Blockchain, DAO, Smart contracts : une nouvelle révolution est en marche
Imaginez une société décentralisée, autonome, sécurisée et totalement transparente, dont les comptes sont publics. C’est ce que propose la DAO (Organisation Autonome Décentralisée), qui s’appuie sur la technologie Blockchain, le protocole connu pour supporter le Bitcoin. Des contrats entre particuliers à la structure même de l’entreprise telle qu’elle est établie depuis plus de trois siècles, la DAO pourrait bien révolutionner l’économie et le mode de fonctionnement de nos sociétés.

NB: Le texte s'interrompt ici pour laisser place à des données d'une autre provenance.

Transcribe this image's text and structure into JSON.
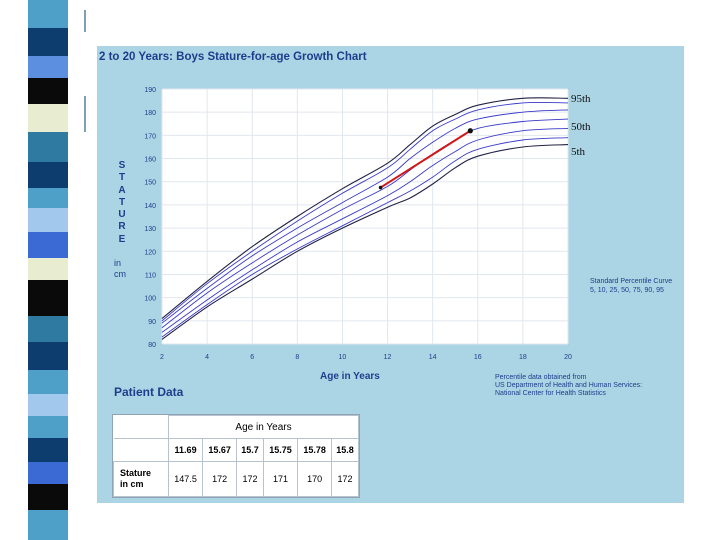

Nous avons évoqué récemment la technologie blockchain à travers l’exemple du Bitcoin. Parmi ses promesses, le fait de rendre l’historique inviolable, de façon totalement décentralisée et autonome, est ce qui a séduit pour la conception des nouvelles monnaies cryptographiques. Ce principe est mis en application depuis plus de sept années maintenant avec le succès croissant du Bitcoin mais également des nombreuses autres monnaies alternatives. Pourtant, cette technologie est loin d’avoir réalisé tout son potentiel. En effet, l’historique protégé peut contenir bien plus que des transactions et c’est un tout nouveau champ des possibles qui est en train d’être exploré.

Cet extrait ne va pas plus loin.